Barlow Daniel E, Biffinger Justin C, Estrella Luis, Lu Qin, Hung Chia-Suei, Nadeau Lloyd J, Crouch Audra L, Russell John N, Crookes-Goodson Wendy J
Chemistry Division , US Naval Research Laboratory , Washington , District of Columbia 20375 , United States.
Chemistry Department , University of Dayton , 300 College Park , Dayton , Ohio 45469 , United States.
Langmuir. 2020 Feb 18;36(6):1596-1607. doi: 10.1021/acs.langmuir.9b03421. Epub 2020 Feb 6.
Painted environmental surfaces are prone to microbiological colonization with potential coating deterioration induced by the microorganisms. Accurate mechanistic models of these interactions require an understanding of the heterogeneity in which the deterioration processes proceed. Here, unsaturated biofilms (i.e., at air/solid interfaces) of the yeast were prepared on polyether polyurethane (PEUR) and polyester-polyether polyurethane (PEST-PEUR) coatings and incubated for up to 33 days at controlled temperature and humidity with no additional nutrients. Transmission micro-Fourier transform infrared microscopy (μFTIR) confirmed preferential hydrolysis of the ester component by the biofilm. Atomic force microscopy combined with infrared nanospectroscopy (AFM-IR) was used to analyze initial PEST-PEUR coating deterioration processes at the single-cell level, including underlying surfaces that became exposed following cell translocation. The results revealed distinct deterioration features that remained localized within ∼10 μm or less of the edges of individual cells and cell clusters. These features comprised depressions of up to ∼300 nm with locally reduced ester/urethane ratios. They are consistent with a formation process initiated by enzymatic ester hydrolysis followed by erosion from water condensation cycles. Further observations included particle accumulation in the broader biofilm vicinity. AFM-IR spectroscopy indicated these to be secondary microplastics consisting of urethane-rich oligomeric aggregates. Overall, multiple contributing factors have been identified that can facilitate differential deterioration rates across the PEST-PEUR surface. Effects of the imposed nutrient conditions on physiology were also apparent, with cells developing the characteristics of starvation response, despite the availability of polyester metabolites as a carbon source. The combined results provide new laboratory insights into field-relevant microbiological polymer deterioration mechanisms and biofilm physiology at polymer coating interfaces.

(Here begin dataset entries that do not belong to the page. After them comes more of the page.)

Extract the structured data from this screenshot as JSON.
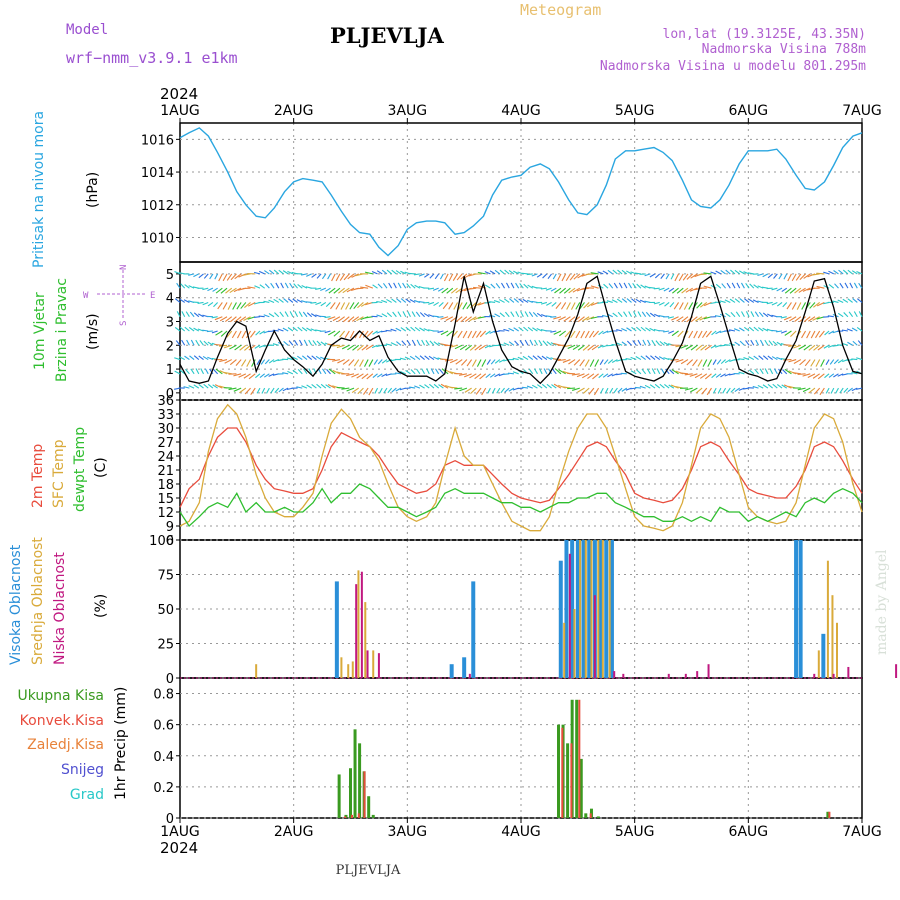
{
  "header": {
    "model_label": "Model",
    "model_name": "wrf−nmm_v3.9.1  e1km",
    "title": "PLJEVLJA",
    "meteogram": "Meteogram",
    "coords": "lon,lat (19.3125E, 43.35N)",
    "elevation": "Nadmorska Visina 788m",
    "model_elevation": "Nadmorska Visina u modelu 801.295m",
    "footer_title": "PLJEVLJA",
    "credit": "made by Angel"
  },
  "time_axis": {
    "year": "2024",
    "labels": [
      "1AUG",
      "2AUG",
      "3AUG",
      "4AUG",
      "5AUG",
      "6AUG",
      "7AUG"
    ],
    "range_days": [
      0,
      6
    ]
  },
  "colors": {
    "pressure": "#2aa6e0",
    "wind_speed": "#000000",
    "temp2m": "#e84c3d",
    "sfc": "#d9aa3a",
    "dewpt": "#2fbe2f",
    "cloud_high": "#2a8fd8",
    "cloud_mid": "#d9aa3a",
    "cloud_low": "#c01880",
    "rain_total": "#3a9a20",
    "rain_conv": "#e84c3d",
    "rain_frz": "#e8823a",
    "snow": "#5050d0",
    "graupel": "#28c8c8",
    "model_text": "#9a4fd0",
    "meteogram_text": "#e8c070",
    "coords_text": "#b060d0"
  },
  "chart_data": [
    {
      "id": "pressure",
      "type": "line",
      "title": "Pritisak na nivou mora",
      "ylabel": "(hPa)",
      "ylim": [
        1008.5,
        1017
      ],
      "yticks": [
        1010,
        1012,
        1014,
        1016
      ],
      "series": [
        {
          "x": [
            0,
            0.08,
            0.17,
            0.25,
            0.33,
            0.42,
            0.5,
            0.58,
            0.67,
            0.75,
            0.83,
            0.92,
            1,
            1.08,
            1.17,
            1.25,
            1.33,
            1.42,
            1.5,
            1.58,
            1.67,
            1.75,
            1.83,
            1.92,
            2,
            2.08,
            2.17,
            2.25,
            2.33,
            2.42,
            2.5,
            2.58,
            2.67,
            2.75,
            2.83,
            2.92,
            3,
            3.08,
            3.17,
            3.25,
            3.33,
            3.42,
            3.5,
            3.58,
            3.67,
            3.75,
            3.83,
            3.92,
            4,
            4.08,
            4.17,
            4.25,
            4.33,
            4.42,
            4.5,
            4.58,
            4.67,
            4.75,
            4.83,
            4.92,
            5,
            5.08,
            5.17,
            5.25,
            5.33,
            5.42,
            5.5,
            5.58,
            5.67,
            5.75,
            5.83,
            5.92,
            6
          ],
          "values": [
            1016.1,
            1016.4,
            1016.7,
            1016.2,
            1015.2,
            1014.0,
            1012.8,
            1012.0,
            1011.3,
            1011.2,
            1011.8,
            1012.8,
            1013.4,
            1013.6,
            1013.5,
            1013.4,
            1012.6,
            1011.6,
            1010.8,
            1010.3,
            1010.2,
            1009.4,
            1008.9,
            1009.5,
            1010.5,
            1010.9,
            1011.0,
            1011.0,
            1010.9,
            1010.2,
            1010.3,
            1010.7,
            1011.3,
            1012.6,
            1013.5,
            1013.7,
            1013.8,
            1014.3,
            1014.5,
            1014.2,
            1013.4,
            1012.3,
            1011.5,
            1011.4,
            1012.0,
            1013.2,
            1014.8,
            1015.3,
            1015.3,
            1015.4,
            1015.5,
            1015.2,
            1014.7,
            1013.5,
            1012.3,
            1011.9,
            1011.8,
            1012.3,
            1013.2,
            1014.5,
            1015.3,
            1015.3,
            1015.3,
            1015.4,
            1014.8,
            1013.8,
            1013.0,
            1012.9,
            1013.4,
            1014.4,
            1015.5,
            1016.2,
            1016.4
          ]
        }
      ]
    },
    {
      "id": "wind",
      "type": "line",
      "title": "10m Vjetar",
      "subtitle": "Brzina i Pravac",
      "ylabel": "(m/s)",
      "ylim": [
        -0.3,
        5.5
      ],
      "yticks": [
        0,
        1,
        2,
        3,
        4,
        5
      ],
      "legend_glyph": "N",
      "legend_w": "W",
      "legend_e": "E",
      "legend_s": "S",
      "series": [
        {
          "x": [
            0,
            0.08,
            0.17,
            0.25,
            0.33,
            0.42,
            0.5,
            0.58,
            0.67,
            0.75,
            0.83,
            0.92,
            1,
            1.08,
            1.17,
            1.25,
            1.33,
            1.42,
            1.5,
            1.58,
            1.67,
            1.75,
            1.83,
            1.92,
            2,
            2.08,
            2.17,
            2.25,
            2.33,
            2.42,
            2.5,
            2.58,
            2.67,
            2.75,
            2.83,
            2.92,
            3,
            3.08,
            3.17,
            3.25,
            3.33,
            3.42,
            3.5,
            3.58,
            3.67,
            3.75,
            3.83,
            3.92,
            4,
            4.08,
            4.17,
            4.25,
            4.33,
            4.42,
            4.5,
            4.58,
            4.67,
            4.75,
            4.83,
            4.92,
            5,
            5.08,
            5.17,
            5.25,
            5.33,
            5.42,
            5.5,
            5.58,
            5.67,
            5.75,
            5.83,
            5.92,
            6
          ],
          "values": [
            1.2,
            0.5,
            0.4,
            0.5,
            1.5,
            2.5,
            3.0,
            2.8,
            0.9,
            1.8,
            2.6,
            1.8,
            1.4,
            1.1,
            0.7,
            1.2,
            2.0,
            2.3,
            2.2,
            2.6,
            2.2,
            2.4,
            1.5,
            0.9,
            0.7,
            0.7,
            0.7,
            0.5,
            0.8,
            2.9,
            4.9,
            3.4,
            4.6,
            3.0,
            1.8,
            1.1,
            0.9,
            0.8,
            0.4,
            0.8,
            1.5,
            2.3,
            3.3,
            4.6,
            4.9,
            3.5,
            2.2,
            0.9,
            0.7,
            0.6,
            0.5,
            0.7,
            1.3,
            2.1,
            3.2,
            4.6,
            4.9,
            3.7,
            2.4,
            1.0,
            0.8,
            0.7,
            0.5,
            0.6,
            1.4,
            2.2,
            3.4,
            4.7,
            4.8,
            3.6,
            2.0,
            0.9,
            0.8
          ]
        }
      ]
    },
    {
      "id": "temperature",
      "type": "line",
      "title": "2m Temp",
      "title2": "SFC Temp",
      "title3": "dewpt Temp",
      "ylabel": "(C)",
      "ylim": [
        6,
        36
      ],
      "yticks": [
        6,
        9,
        12,
        15,
        18,
        21,
        24,
        27,
        30,
        33,
        36
      ],
      "x": [
        0,
        0.08,
        0.17,
        0.25,
        0.33,
        0.42,
        0.5,
        0.58,
        0.67,
        0.75,
        0.83,
        0.92,
        1,
        1.08,
        1.17,
        1.25,
        1.33,
        1.42,
        1.5,
        1.58,
        1.67,
        1.75,
        1.83,
        1.92,
        2,
        2.08,
        2.17,
        2.25,
        2.33,
        2.42,
        2.5,
        2.58,
        2.67,
        2.75,
        2.83,
        2.92,
        3,
        3.08,
        3.17,
        3.25,
        3.33,
        3.42,
        3.5,
        3.58,
        3.67,
        3.75,
        3.83,
        3.92,
        4,
        4.08,
        4.17,
        4.25,
        4.33,
        4.42,
        4.5,
        4.58,
        4.67,
        4.75,
        4.83,
        4.92,
        5,
        5.08,
        5.17,
        5.25,
        5.33,
        5.42,
        5.5,
        5.58,
        5.67,
        5.75,
        5.83,
        5.92,
        6
      ],
      "series": [
        {
          "name": "2m Temp",
          "values": [
            13,
            17,
            19,
            24,
            28,
            30,
            30,
            27,
            22,
            19,
            17,
            16.5,
            16,
            16,
            17,
            21,
            26,
            29,
            28,
            27,
            26,
            24,
            21,
            18,
            17,
            16,
            16.5,
            18,
            22,
            23,
            22,
            22,
            22,
            20,
            18,
            16,
            15,
            14.5,
            14,
            14.5,
            17,
            20,
            23,
            26,
            27,
            26,
            23,
            20,
            16,
            15,
            14.5,
            14,
            14.5,
            17,
            21,
            26,
            27,
            26,
            23,
            20,
            17,
            16,
            15.5,
            15,
            15,
            17.5,
            21,
            26,
            27,
            26,
            23,
            19,
            16
          ]
        },
        {
          "name": "SFC Temp",
          "values": [
            9,
            10,
            14,
            25,
            32,
            35,
            33,
            28,
            20,
            15,
            12,
            11,
            11,
            13,
            16,
            24,
            31,
            34,
            32,
            28,
            26,
            23,
            18,
            13,
            11,
            10,
            11,
            14,
            22,
            30,
            24,
            22,
            22,
            18,
            14,
            10,
            9,
            8,
            8,
            11,
            18,
            25,
            30,
            33,
            33,
            30,
            24,
            17,
            11,
            9,
            8.5,
            8,
            9,
            14,
            22,
            30,
            33,
            32,
            28,
            20,
            13,
            11,
            10,
            9.5,
            10,
            14,
            22,
            30,
            33,
            32,
            27,
            18,
            12
          ]
        },
        {
          "name": "dewpt Temp",
          "values": [
            12,
            9,
            11,
            13,
            14,
            13,
            16,
            12,
            14,
            12,
            12,
            13,
            12,
            12,
            14,
            17,
            14,
            16,
            16,
            18,
            17,
            15,
            13,
            13,
            12,
            11,
            12,
            13,
            16,
            17,
            16,
            16,
            16,
            15,
            14,
            14,
            13,
            13,
            12,
            13,
            14,
            14,
            15,
            15,
            16,
            16,
            14,
            13,
            12,
            11,
            11,
            10,
            10,
            11,
            10,
            11,
            10,
            13,
            12,
            12,
            10,
            11,
            10,
            11,
            12,
            11,
            14,
            15,
            14,
            16,
            17,
            16,
            14
          ]
        }
      ]
    },
    {
      "id": "clouds",
      "type": "bar",
      "title": "Visoka Oblacnost",
      "title2": "Srednja Oblacnost",
      "title3": "Niska  Oblacnost",
      "ylabel": "(%)",
      "ylim": [
        0,
        100
      ],
      "yticks": [
        0,
        25,
        50,
        75,
        100
      ],
      "series": [
        {
          "name": "Visoka Oblacnost",
          "x": [
            1.38,
            2.39,
            2.5,
            2.58,
            3.35,
            3.4,
            3.45,
            3.5,
            3.55,
            3.6,
            3.65,
            3.7,
            3.75,
            3.8,
            5.42,
            5.46,
            5.66
          ],
          "values": [
            70,
            10,
            15,
            70,
            85,
            100,
            100,
            100,
            100,
            100,
            100,
            100,
            100,
            100,
            100,
            100,
            32
          ]
        },
        {
          "name": "Srednja Oblacnost",
          "x": [
            0.67,
            1.42,
            1.48,
            1.52,
            1.57,
            1.63,
            1.7,
            3.38,
            3.47,
            3.52,
            3.57,
            3.62,
            3.68,
            3.72,
            3.78,
            5.62,
            5.7,
            5.74,
            5.78,
            6.7
          ],
          "values": [
            10,
            15,
            10,
            12,
            78,
            55,
            20,
            40,
            50,
            100,
            100,
            100,
            100,
            100,
            100,
            20,
            85,
            60,
            40,
            40
          ]
        },
        {
          "name": "Niska  Oblacnost",
          "x": [
            1.55,
            1.6,
            1.65,
            1.75,
            2.55,
            3.43,
            3.65,
            3.82,
            3.9,
            4.3,
            4.45,
            4.55,
            4.65,
            5.58,
            5.75,
            5.88,
            6.3,
            6.35,
            6.4,
            6.45,
            6.5,
            6.55
          ],
          "values": [
            68,
            77,
            20,
            18,
            3,
            90,
            60,
            5,
            3,
            3,
            3,
            5,
            10,
            3,
            3,
            8,
            10,
            10,
            10,
            10,
            12,
            22
          ]
        }
      ]
    },
    {
      "id": "precip",
      "type": "bar",
      "ylabel": "1hr Precip (mm)",
      "ylim": [
        0,
        0.9
      ],
      "yticks": [
        0,
        0.2,
        0.4,
        0.6,
        0.8
      ],
      "legend": [
        "Ukupna Kisa",
        "Konvek.Kisa",
        "Zaledj.Kisa",
        "Snijeg",
        "Grad"
      ],
      "series": [
        {
          "name": "Ukupna Kisa",
          "x": [
            1.4,
            1.46,
            1.5,
            1.54,
            1.58,
            1.62,
            1.66,
            1.7,
            3.33,
            3.37,
            3.41,
            3.45,
            3.49,
            3.53,
            3.57,
            3.62,
            3.68,
            5.7,
            6.65
          ],
          "values": [
            0.28,
            0.02,
            0.32,
            0.57,
            0.48,
            0.3,
            0.14,
            0.02,
            0.6,
            0.6,
            0.48,
            0.76,
            0.76,
            0.38,
            0.03,
            0.06,
            0.01,
            0.04,
            0.05
          ]
        },
        {
          "name": "Konvek.Kisa",
          "x": [
            1.44,
            1.5,
            1.56,
            1.61,
            3.35,
            3.43,
            3.5,
            3.6,
            5.7
          ],
          "values": [
            0.01,
            0.02,
            0.03,
            0.3,
            0.58,
            0.48,
            0.76,
            0.03,
            0.04
          ]
        }
      ]
    }
  ]
}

涂漆的环境表面容易受到微生物的定殖,微生物可能会导致涂层劣化。要准确建立这些相互作用的机理模型,需要了解劣化过程发生的异质性。在此,在聚醚聚氨酯(PEUR)和聚酯 - 聚醚聚氨酯(PEST - PEUR)涂层上制备了酵母的不饱和生物膜(即气/固界面处的生物膜),并在可控的温度和湿度下孵育长达33天,不添加额外营养物质。透射微傅里叶变换红外显微镜(μFTIR)证实生物膜对酯成分有优先水解作用。原子力显微镜结合红外纳米光谱(AFM - IR)用于在单细胞水平分析PEST - PEUR涂层的初始劣化过程,包括细胞移位后暴露的下层表面。结果揭示了不同的劣化特征,这些特征局限于单个细胞和细胞簇边缘约10μm或更小的范围内。这些特征包括深度达约300nm的凹陷,局部酯/聚氨酯比例降低。它们与由酶促酯水解引发,随后因水冷凝循环而侵蚀的形成过程一致。进一步的观察包括在更广泛的生物膜附近有颗粒积累。AFM - IR光谱表明这些是由富含聚氨酯的低聚物聚集体组成的次生微塑料。总体而言,已确定多种促成因素可导致PEST - PEUR表面劣化速率不同。施加的营养条件对酵母生理学的影响也很明显,尽管有聚酯代谢物作为碳源,但细胞仍表现出饥饿反应的特征。综合结果为聚合物涂层界面处与实际环境相关的微生物聚合物劣化机制和生物膜生理学提供了新的实验室见解。